Le supliqué, pero mi madre estaba más terca que una mula manchega; metió mis cosas en una mochila de cualquier manera, me dio unos cuantos euros y me echó de casa como quien tira el pan duro a los patos. Mi familia era de lo más normalito, una madre, un padre, su hija y el abuelo Don Ramiro. A mis padres les iba el asunto bastante bien, hasta que mi madre dejó de preocuparse por sí misma y a mi padre se le calentó la cabeza con otra mujer.
La nueva enamorada de papá era una chica bastante más joven, y no tardó en quedarse embarazada. Mi madre, que tiene la paciencia justa para hacer una tortilla, no pudo perdonarle semejante desliz. Así que mi padre hizo las maletas y se largó, persiguiendo su propia telenovela. Cada uno empezó a rehacer su vida por separado, pero claro, conmigo nadie contó.
Por entonces, yo estaba pateando el último curso de la ESO. Un día mi madre apareció en casa con un hombre joven, casi podría haber salido conmigo de fiesta. Yo protesté, pero a nadie le interesó mi opinión. Después me metí con una panda que no eran precisamente scouts: me aficioné al kalimotxo, me corté el pelo casi al ras y lo llevé fucsia durante meses. Ni así mi madre me prestaba atención; ella estaba en su mundo y yo era el bicho raro del barrio.
Al acabar el primer año de bachillerato y después de otra bronca monumental, mi madre me soltó en mitad del pasillo: Mira, ya eres mayorcita. Igual que tu padre, yo también quiero ser feliz. Recoge tus cosas y vete a vivir con él. Ni lágrimas ni gaitas; mis súplicas le resbalaban y en cinco minutos estaba yo en la calle con mi mochila y un billete de veinte euros.
Llegué a casa de mi padre esperando encontrar refugio, pero allí me dejaron claro que la puerta estaba más cerrada que el Museo del Prado en agosto. Mira, esto es casa de mi esposa y no quiere a nadie más aquí. Vuelve con tu madre e intenta apañarte con ella, me dijo, y me cerró la puerta delante de las narices.
Desconcertada y sin más parientes a mano, compré un billete de tren con los pocos euros que tenía y terminé en un pueblecito del norte. Allí empecé un ciclo formativo y tras acabarlo, encontré trabajo de cocinera en un restaurante modesto.
Con el tiempo conocí a un chico, me enamoré, y nos casamos.
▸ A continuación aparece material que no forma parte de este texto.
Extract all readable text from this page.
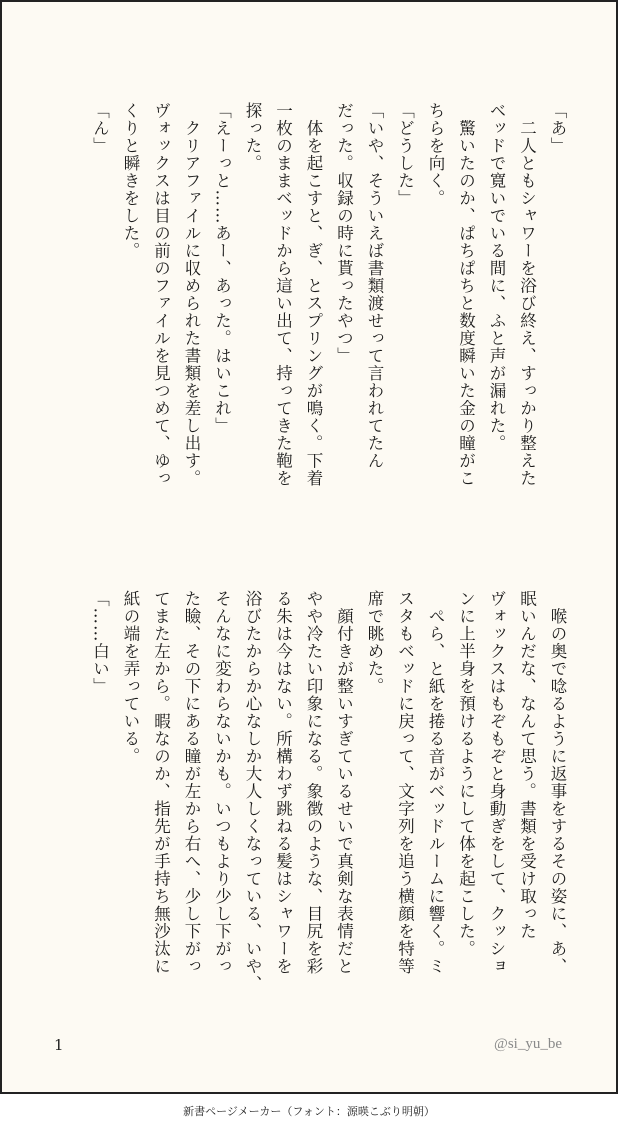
「あ」
　二人ともシャワーを浴び終え、すっかり整えた
ベッドで寛いでいる間に、ふと声が漏れた。
　驚いたのか、ぱちぱちと数度瞬いた金の瞳がこ
ちらを向く。
「どうした」
「いや、そういえば書類渡せって言われてたん
だった。収録の時に貰ったやつ」
　体を起こすと、ぎ、とスプリングが鳴く。下着
一枚のままベッドから這い出て、持ってきた鞄を
探った。
「えーっと……あー、あった。はいこれ」
　クリアファイルに収められた書類を差し出す。
ヴォックスは目の前のファイルを見つめて、ゆっ
くりと瞬きをした。
「ん」
　喉の奥で唸るように返事をするその姿に、あ、
眠いんだな、なんて思う。書類を受け取った
ヴォックスはもぞもぞと身動ぎをして、クッショ
ンに上半身を預けるようにして体を起こした。
　ぺら、と紙を捲る音がベッドルームに響く。ミ
スタもベッドに戻って、文字列を追う横顔を特等
席で眺めた。
　顔付きが整いすぎているせいで真剣な表情だと
やや冷たい印象になる。象徴のような、目尻を彩
る朱は今はない。所構わず跳ねる髪はシャワーを
浴びたからか心なしか大人しくなっている、いや、
そんなに変わらないかも。いつもより少し下がっ
た瞼、その下にある瞳が左から右へ、少し下がっ
てまた左から。暇なのか、指先が手持ち無沙汰に
紙の端を弄っている。
「……白い」
1	@si_yu_be
新書ページメーカー（フォント：源暎こぶり明朝）
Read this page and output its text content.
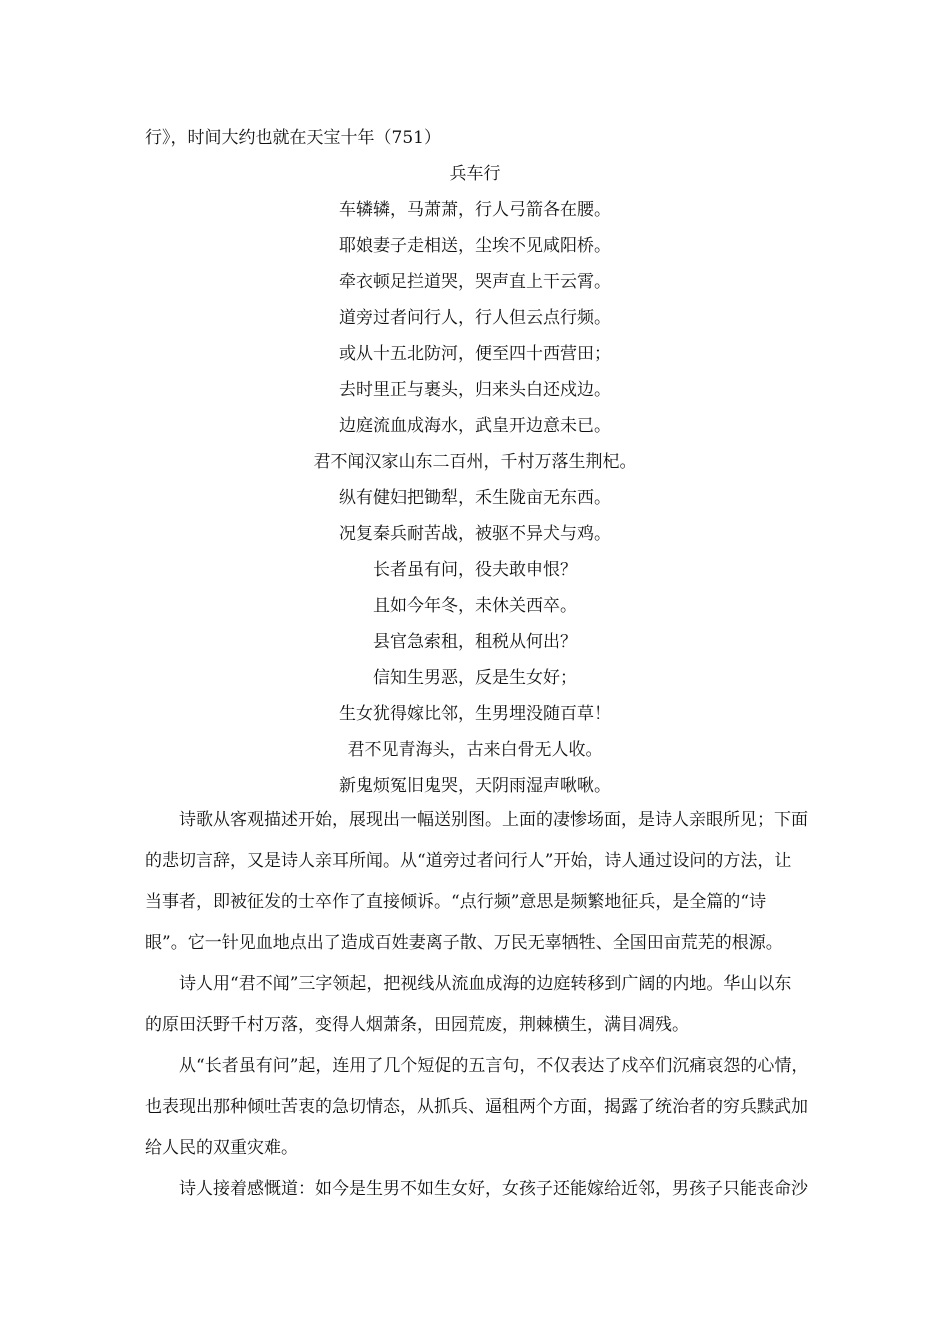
行》，时间大约也就在天宝十年（751）
兵车行
车辚辚，马萧萧，行人弓箭各在腰。
耶娘妻子走相送，尘埃不见咸阳桥。
牵衣顿足拦道哭，哭声直上干云霄。
道旁过者问行人，行人但云点行频。
或从十五北防河，便至四十西营田；
去时里正与裹头，归来头白还戍边。
边庭流血成海水，武皇开边意未已。
君不闻汉家山东二百州，千村万落生荆杞。
纵有健妇把锄犁，禾生陇亩无东西。
况复秦兵耐苦战，被驱不异犬与鸡。
长者虽有问，役夫敢申恨？
且如今年冬，未休关西卒。
县官急索租，租税从何出？
信知生男恶，反是生女好；
生女犹得嫁比邻，生男埋没随百草！
君不见青海头，古来白骨无人收。
新鬼烦冤旧鬼哭，天阴雨湿声啾啾。
诗歌从客观描述开始，展现出一幅送别图。上面的凄惨场面，是诗人亲眼所见；下面
的悲切言辞，又是诗人亲耳所闻。从“道旁过者问行人”开始，诗人通过设问的方法，让
当事者，即被征发的士卒作了直接倾诉。“点行频”意思是频繁地征兵，是全篇的“诗
眼”。它一针见血地点出了造成百姓妻离子散、万民无辜牺牲、全国田亩荒芜的根源。
诗人用“君不闻”三字领起，把视线从流血成海的边庭转移到广阔的内地。华山以东
的原田沃野千村万落，变得人烟萧条，田园荒废，荆棘横生，满目凋残。
从“长者虽有问”起，连用了几个短促的五言句，不仅表达了戍卒们沉痛哀怨的心情，
也表现出那种倾吐苦衷的急切情态，从抓兵、逼租两个方面，揭露了统治者的穷兵黩武加
给人民的双重灾难。
诗人接着感慨道：如今是生男不如生女好，女孩子还能嫁给近邻，男孩子只能丧命沙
Juntos conseguimos ahorrar para comprar nuestro propio pisito con la hipoteca, como buenos españoles. Mi marido siempre me decía que perdonase a mis padres; él se había criado en un orfanato y sabía bien lo que era la soledad familiar.
Pero yo aplazaba el asunto: el perdón era como hacer la declaración de la renta, siempre para mañana. Hasta que un día mi marido me enfrentó: Tienes suerte; tienes madre y padre, pero te haces la huérfana por orgullo. Eso no puede ser. Todos metemos la pata; ve y arregla las cosas antes de que sea tarde.
Así que fuimos juntos a mi ciudad natal. Llamamos a la puerta de aquel piso donde crecí y, para mi sorpresa, me abrieron mis padres, ya mayores y más arrugados pero con los ojos llenos de vida. Mi madre se arrodilló, llorando como si se acabaran de eliminar a España del Mundial, pidiéndome perdón. Ahí me di cuenta de que en el fondo ya les había perdonado, aunque me costaba admitirlo.
Entramos, les presenté a mi marido y les di una noticia de órdago: ¡iban a ser abuelos! Mis padres me confesaron que se reconciliaron mientras me buscaban a mí vamos, que mi huida les unió más que un viaje de Imserso. Ahora son una piña, como cuando era cría.
Resulta que la segunda mujer de mi padre, al notar que él seguía suspirando por mi madre, le dejó marchar y se casó con el tipo con el que realmente tenía el niño (menuda historia digna de programa de sobremesa). Al final, hicieron una prueba de paternidad y mi padre ni pinchó ni cortó en todo el asunto.
Total, que mis padres ahora viven juntos, yo soy feliz y, mira tú, todo terminó como siempre quise cuando era adolescente: con mamá y papá de nuevo bajo el mismo techo. La vida, a veces, es más rara que un bocadillo de calamares con gazpacho, pero también puede sorprenderte para bien.